Ok, I was able to figure out a few more things. First of all, the benchmark runn...

pclmulqdq · 2024-04-20T23:44:39 1713656679

The important question to benchmark for small buffer sizes isn't actually cycles per byte, it's micro-ops per byte. You are sort of getting there by adding threads, but if you want to measure micro-ops per byte by measuring cycles per byte, your benchmarking code should run a number of parallel implementations of the generator on each thread (and stick to 1 thread per physical core, too). Each generator will have a "roof" where more generators per thread doesn't cost any more in terms of cycles/byte. I am assuming that for PCG, that roof is around 4-ish on an old CPU, and may be as high as 6 or 8 on your macbook, while the roof for ChaCha will be close to 1.

ChaCha exploits instruction-level parallelism to get speed.
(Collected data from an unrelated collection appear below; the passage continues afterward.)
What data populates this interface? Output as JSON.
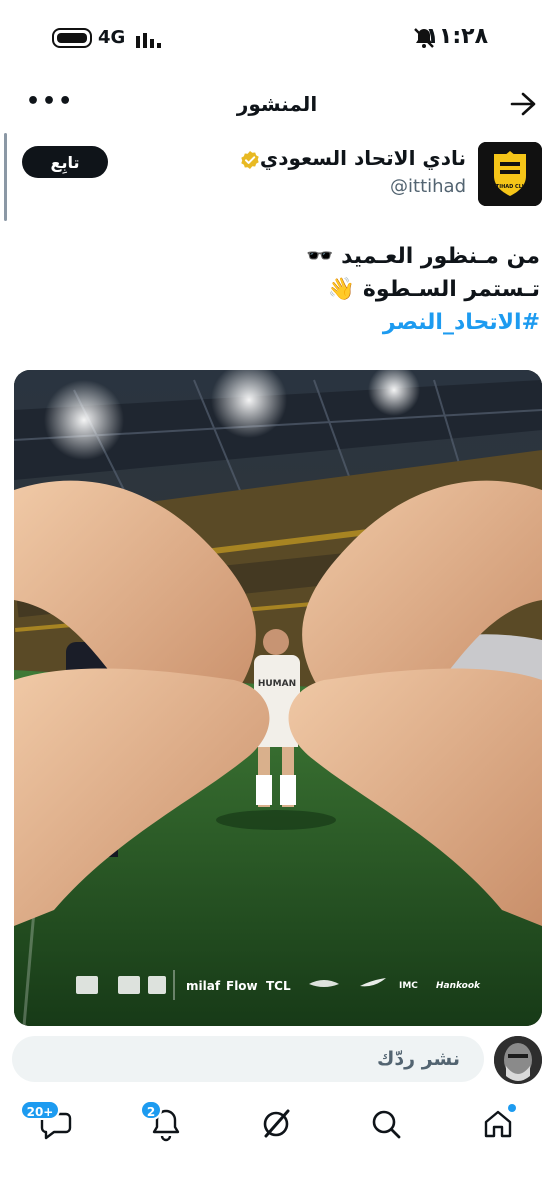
{
  "status_bar": {
    "time": "١١:٢٨",
    "network": "4G"
  },
  "header": {
    "title": "المنشور"
  },
  "post": {
    "author_name": "نادي الاتحاد السعودي",
    "author_handle": "@ittihad",
    "follow_label": "تابِع",
    "text_line1": "من مـنظور العـميد 🕶️",
    "text_line2": "تـستمر السـطوة 👋",
    "hashtag": "#الاتحاد_النصر",
    "logo_text": "ITTIHAD CLUB",
    "jersey_text": "HUMAN",
    "sponsors": [
      "milaf",
      "Flow",
      "TCL",
      "IMC",
      "Hankook"
    ]
  },
  "reply": {
    "placeholder": "نشر ردّك"
  },
  "bottom_nav": {
    "messages_badge": "20+",
    "notifications_badge": "2"
  },
  "colors": {
    "accent": "#1d9bf0",
    "ittihad_gold": "#f5c518",
    "text": "#0f1419",
    "muted": "#536471"
  }
}
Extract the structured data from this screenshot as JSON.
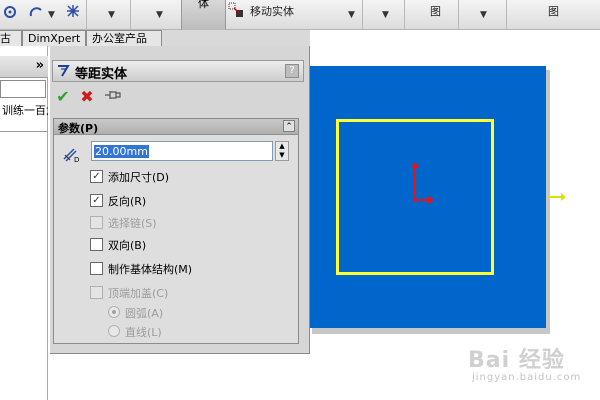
{
  "toolbar": {
    "active_button_label": "体",
    "move_entity_label": "移动实体",
    "right_label_1": "图",
    "right_label_2": "图"
  },
  "tabs": [
    {
      "label": "古"
    },
    {
      "label": "DimXpert"
    },
    {
      "label": "办公室产品"
    }
  ],
  "left_panel": {
    "collapse_glyph": "»",
    "tree_text": "训练一百六"
  },
  "property_manager": {
    "title": "等距实体",
    "help_glyph": "?",
    "ok_glyph": "✔",
    "cancel_glyph": "✖",
    "group": {
      "title": "参数(P)",
      "collapse_glyph": "⌃",
      "distance_value": "20.00mm",
      "checkboxes": [
        {
          "label": "添加尺寸(D)",
          "checked": true,
          "enabled": true
        },
        {
          "label": "反向(R)",
          "checked": true,
          "enabled": true
        },
        {
          "label": "选择链(S)",
          "checked": false,
          "enabled": false
        },
        {
          "label": "双向(B)",
          "checked": false,
          "enabled": true
        },
        {
          "label": "制作基体结构(M)",
          "checked": false,
          "enabled": true
        },
        {
          "label": "顶端加盖(C)",
          "checked": false,
          "enabled": false
        }
      ],
      "radios": [
        {
          "label": "圆弧(A)",
          "selected": true
        },
        {
          "label": "直线(L)",
          "selected": false
        }
      ]
    }
  },
  "graphics": {
    "background_color": "#0066cc",
    "sketch_color": "#ffff33",
    "origin_color": "#ee1111"
  },
  "watermark": {
    "main": "Bai 经验",
    "sub": "jingyan.baidu.com"
  }
}
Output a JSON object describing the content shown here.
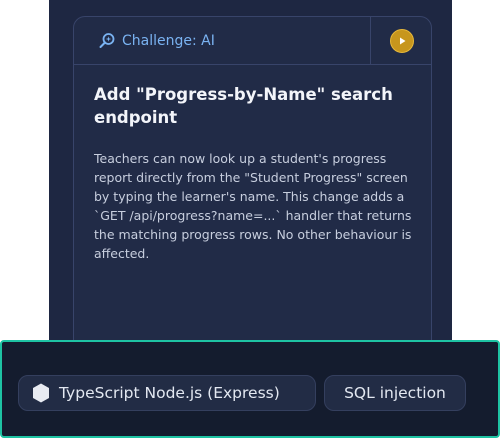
{
  "challenge": {
    "label": "Challenge: AI",
    "icon": "magnifier-sparkle-icon",
    "play_icon": "play-icon",
    "title": "Add \"Progress-by-Name\" search endpoint",
    "description": "Teachers can now look up a student's progress report directly from the \"Student Progress\" screen by typing the learner's name. This change adds a `GET /api/progress?name=...` handler that returns the matching progress rows. No other behaviour is affected."
  },
  "tags": {
    "language": "TypeScript Node.js (Express)",
    "language_icon": "hexagon-icon",
    "vulnerability": "SQL injection"
  },
  "colors": {
    "accent": "#7ab3f2",
    "play_button": "#c7961d",
    "highlight_border": "#1ec3a3",
    "panel": "#1e2742"
  }
}
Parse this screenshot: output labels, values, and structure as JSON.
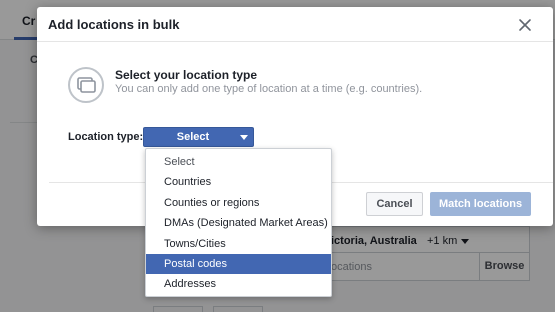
{
  "background": {
    "tab_label": "Cr",
    "sub_label": "C",
    "location_row": {
      "text": "ictoria, Australia",
      "radius": "+1 km"
    },
    "input_row": {
      "placeholder": "ocations",
      "browse_label": "Browse"
    }
  },
  "dialog": {
    "title": "Add locations in bulk",
    "close_icon": "close-icon",
    "type_icon": "duplicate-pages-icon",
    "heading": "Select your location type",
    "description": "You can only add one type of location at a time (e.g. countries).",
    "location_type_label": "Location type:",
    "select": {
      "value": "Select"
    },
    "buttons": {
      "cancel": "Cancel",
      "match": "Match locations"
    }
  },
  "menu": {
    "items": [
      {
        "label": "Select",
        "selected": false
      },
      {
        "label": "Countries",
        "selected": false
      },
      {
        "label": "Counties or regions",
        "selected": false
      },
      {
        "label": "DMAs (Designated Market Areas)",
        "selected": false
      },
      {
        "label": "Towns/Cities",
        "selected": false
      },
      {
        "label": "Postal codes",
        "selected": true
      },
      {
        "label": "Addresses",
        "selected": false
      }
    ]
  },
  "colors": {
    "primary": "#4267b2",
    "primary_disabled": "#9cb4d8",
    "overlay": "rgba(0,0,0,0.4)"
  }
}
PCG doesn't - it has a chain of instructions that must be executed sequentially. That means that when the PCG generator executes, it leaves gaps in the instruction stream that can be filled with other instructions for the game. That means a slowdown in the game that is more significant than what your benchmark suggests.

I'm going to do this and write blog about it (although I don't have a macbook), so we may be able to compare results.

kbolino · 2024-04-21T00:36:38 1713659798

Ok this makes sense. There are only 4 FP/SIMD units in the M1 and I'm guessing just one in the Celeron.

I look forward to reading your blog about this.